Step 4: Inspect Pods
kubectl get pods -l app=web
kubectl describe pod web-def456-xyz
Common Pod Error States
ImagePullBackOff / ErrImagePull
Events:
Warning Failed kubelet Failed to pull image "myapp:latest": rpc error
Warning Failed kubelet Error: ImagePullBackOff
Causes and fixes:
- Wrong image name or tag → verify image exists in the registry
- Missing imagePullSecrets → create and attach the secret
- Private registry authentication → check the docker-registry secret
# Verify image exists
docker manifest inspect myapp:2.0
# Check imagePullSecrets
kubectl get pod web-xyz -o jsonpath='{.spec.imagePullSecrets}'
# Create a pull secret
kubectl create secret docker-registry regcred \
--docker-server=registry.example.com \
--docker-username=user \
--docker-password=pass
CrashLoopBackOff
Events:
Warning BackOff kubelet Back-off restarting failed container
Debug steps:
# View the crash logs (--previous shows logs from the last terminated container)
kubectl logs web-xyz --previous
# Check if it was OOMKilled
kubectl describe pod web-xyz | grep -A 3 "Last State"
# Last State: Terminated
# Reason: OOMKilled
# Exit Code: 137
# Try running the container interactively
kubectl run debug --image=myapp:2.0 --rm -it -- /bin/sh
Pending Pods
kubectl describe pod web-xyz
# Events:
# Warning FailedScheduling 0/5 nodes available:
# 3 Insufficient cpu, 2 node(s) had taint NoSchedule
Common causes:
- Insufficient cluster resources → check node allocatable vs. requests
- Taints without matching tolerations → check node taints
- PVC not bound → check PV availability
- Node selector or affinity mismatch → verify node labels
# Check node resources
kubectl describe nodes | grep -A 5 "Allocated resources"
# Check node taints
kubectl get nodes -o jsonpath='{range .items[*]}{.metadata.name}{"\t"}{.spec.taints}{"\n"}{end}'
Step 5: Check Health Probes
Failed readiness probes prevent Pods from receiving traffic and stall rollouts:
kubectl describe pod web-xyz | grep -A 10 "Readiness"

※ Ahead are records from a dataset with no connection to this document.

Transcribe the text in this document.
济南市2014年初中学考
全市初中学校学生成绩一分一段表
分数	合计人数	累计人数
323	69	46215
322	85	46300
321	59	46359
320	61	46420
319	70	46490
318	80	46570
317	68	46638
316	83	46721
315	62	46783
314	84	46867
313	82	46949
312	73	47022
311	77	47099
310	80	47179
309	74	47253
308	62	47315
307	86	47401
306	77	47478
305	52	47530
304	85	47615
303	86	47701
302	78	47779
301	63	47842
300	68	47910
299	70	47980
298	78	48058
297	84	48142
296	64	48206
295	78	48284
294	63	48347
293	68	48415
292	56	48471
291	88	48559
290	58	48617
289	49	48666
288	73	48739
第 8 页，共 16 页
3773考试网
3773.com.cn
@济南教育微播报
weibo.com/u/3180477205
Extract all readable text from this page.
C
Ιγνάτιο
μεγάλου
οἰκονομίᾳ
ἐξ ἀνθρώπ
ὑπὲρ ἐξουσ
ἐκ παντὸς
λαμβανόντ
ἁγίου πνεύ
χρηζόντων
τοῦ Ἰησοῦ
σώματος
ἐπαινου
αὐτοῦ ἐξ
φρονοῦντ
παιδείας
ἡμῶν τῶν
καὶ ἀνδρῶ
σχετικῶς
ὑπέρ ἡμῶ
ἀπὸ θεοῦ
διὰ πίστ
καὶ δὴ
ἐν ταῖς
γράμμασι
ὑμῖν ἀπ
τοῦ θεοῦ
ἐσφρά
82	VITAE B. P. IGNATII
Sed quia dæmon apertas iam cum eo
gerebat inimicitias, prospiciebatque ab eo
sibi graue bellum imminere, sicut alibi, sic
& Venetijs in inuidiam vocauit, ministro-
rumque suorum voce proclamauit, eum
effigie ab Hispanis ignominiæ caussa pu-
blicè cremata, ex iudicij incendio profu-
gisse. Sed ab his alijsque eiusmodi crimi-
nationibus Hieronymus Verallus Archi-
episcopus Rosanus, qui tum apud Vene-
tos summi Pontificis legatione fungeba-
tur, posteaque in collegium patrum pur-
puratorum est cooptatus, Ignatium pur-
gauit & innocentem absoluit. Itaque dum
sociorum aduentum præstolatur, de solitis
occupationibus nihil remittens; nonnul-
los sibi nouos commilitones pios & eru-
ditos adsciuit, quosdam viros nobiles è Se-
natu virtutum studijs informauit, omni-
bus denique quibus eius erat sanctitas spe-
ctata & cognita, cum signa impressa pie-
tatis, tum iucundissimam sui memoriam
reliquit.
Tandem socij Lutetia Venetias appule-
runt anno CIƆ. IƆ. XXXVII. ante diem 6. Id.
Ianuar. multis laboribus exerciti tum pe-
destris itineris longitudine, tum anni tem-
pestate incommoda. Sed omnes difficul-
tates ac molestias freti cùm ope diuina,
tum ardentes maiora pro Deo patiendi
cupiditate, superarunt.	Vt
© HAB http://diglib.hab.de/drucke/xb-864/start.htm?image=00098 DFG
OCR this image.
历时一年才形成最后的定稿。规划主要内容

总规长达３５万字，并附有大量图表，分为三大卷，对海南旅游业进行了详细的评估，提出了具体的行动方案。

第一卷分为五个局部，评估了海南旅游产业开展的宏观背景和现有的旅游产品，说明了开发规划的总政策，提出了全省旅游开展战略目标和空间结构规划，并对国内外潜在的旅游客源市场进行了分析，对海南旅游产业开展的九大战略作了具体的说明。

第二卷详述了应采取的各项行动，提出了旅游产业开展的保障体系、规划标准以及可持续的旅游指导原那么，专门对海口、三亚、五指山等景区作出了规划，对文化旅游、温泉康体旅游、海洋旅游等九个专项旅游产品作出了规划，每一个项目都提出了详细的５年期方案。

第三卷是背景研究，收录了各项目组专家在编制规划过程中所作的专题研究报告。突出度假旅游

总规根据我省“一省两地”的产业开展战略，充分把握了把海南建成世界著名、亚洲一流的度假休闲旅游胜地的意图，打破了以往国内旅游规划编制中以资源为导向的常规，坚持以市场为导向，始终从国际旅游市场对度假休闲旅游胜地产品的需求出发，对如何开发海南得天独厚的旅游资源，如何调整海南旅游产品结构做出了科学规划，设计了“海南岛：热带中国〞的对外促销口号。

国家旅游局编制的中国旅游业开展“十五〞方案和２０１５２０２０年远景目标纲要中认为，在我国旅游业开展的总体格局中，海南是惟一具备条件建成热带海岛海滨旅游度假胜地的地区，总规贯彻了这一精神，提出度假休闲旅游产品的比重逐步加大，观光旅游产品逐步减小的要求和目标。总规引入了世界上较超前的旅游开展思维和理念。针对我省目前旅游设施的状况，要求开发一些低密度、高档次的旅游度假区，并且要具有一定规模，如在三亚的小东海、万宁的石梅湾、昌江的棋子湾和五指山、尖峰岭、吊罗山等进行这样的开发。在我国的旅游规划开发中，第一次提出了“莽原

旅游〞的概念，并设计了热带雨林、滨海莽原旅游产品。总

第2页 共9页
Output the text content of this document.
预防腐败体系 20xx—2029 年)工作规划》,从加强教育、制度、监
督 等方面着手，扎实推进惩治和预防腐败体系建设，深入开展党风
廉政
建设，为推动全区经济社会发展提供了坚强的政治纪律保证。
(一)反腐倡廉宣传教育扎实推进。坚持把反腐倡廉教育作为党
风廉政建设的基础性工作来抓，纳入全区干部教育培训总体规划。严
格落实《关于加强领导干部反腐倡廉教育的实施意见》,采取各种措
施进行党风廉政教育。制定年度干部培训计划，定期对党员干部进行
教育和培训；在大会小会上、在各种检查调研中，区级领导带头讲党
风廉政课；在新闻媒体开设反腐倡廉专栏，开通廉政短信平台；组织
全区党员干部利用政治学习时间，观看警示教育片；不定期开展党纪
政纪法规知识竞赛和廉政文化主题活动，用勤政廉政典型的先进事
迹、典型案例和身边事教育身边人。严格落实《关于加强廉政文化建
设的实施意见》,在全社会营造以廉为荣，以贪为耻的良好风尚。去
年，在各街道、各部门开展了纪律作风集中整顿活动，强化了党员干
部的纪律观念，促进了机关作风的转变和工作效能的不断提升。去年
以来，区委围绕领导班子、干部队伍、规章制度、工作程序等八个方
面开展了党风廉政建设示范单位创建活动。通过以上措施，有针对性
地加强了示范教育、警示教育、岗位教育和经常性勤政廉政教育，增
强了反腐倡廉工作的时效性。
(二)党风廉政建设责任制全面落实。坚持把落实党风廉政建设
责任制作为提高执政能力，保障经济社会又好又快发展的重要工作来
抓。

# Readiness probe failed: HTTP probe failed with statuscode: 503
Fixes:
- Increase
initialDelaySecondsif the app needs time to start - Check the probe endpoint actually returns 200
- Verify the probe port matches the container port
Step 6: Review Events Cluster-Wide
# All events sorted by time
kubectl get events --sort-by='.lastTimestamp' -A
# Events for a specific namespace
kubectl get events -n production --field-selector reason=FailedScheduling
Deployment Troubleshooting Flowchart
Deployment issue
├── kubectl rollout status → Stuck?
│ ├── Yes → Check new ReplicaSet Pods
│ │ ├── Pending → Resource/scheduling issue
│ │ ├── CrashLoopBackOff → Check logs --previous
│ │ ├── ImagePullBackOff → Check image name/secrets
│ │ └── Running but not Ready → Check readiness probe
│ └── No → Rollout succeeded, issue is elsewhere
├── Wrong version running?
│ └── Check image tag on running Pods
└── Pods running but not receiving traffic?
└── Check Service selector matches Pod labels
Useful Troubleshooting Commands Summary
# Quick health overview
kubectl get deployment,rs,pods -l app=web
# Rollout history
kubectl rollout history deployment web
# Rollback if needed
kubectl rollout undo deployment web
# Watch Pods in real-time
kubectl get pods -l app=web -w
# Get YAML of a running Pod for comparison
kubectl get pod web-xyz -o yaml
Why Interviewers Ask This
Deployment troubleshooting is one of the most practical skills tested in interviews. It demonstrates your ability to systematically diagnose production issues under pressure.
Common Follow-Up Questions
Key Takeaways
- Always start with kubectl rollout status, then drill down into describe and logs.
- ImagePullBackOff and CrashLoopBackOff are the two most common Pod failure patterns.
- A stuck rollout is often caused by readiness probe failures on the new ReplicaSet's Pods.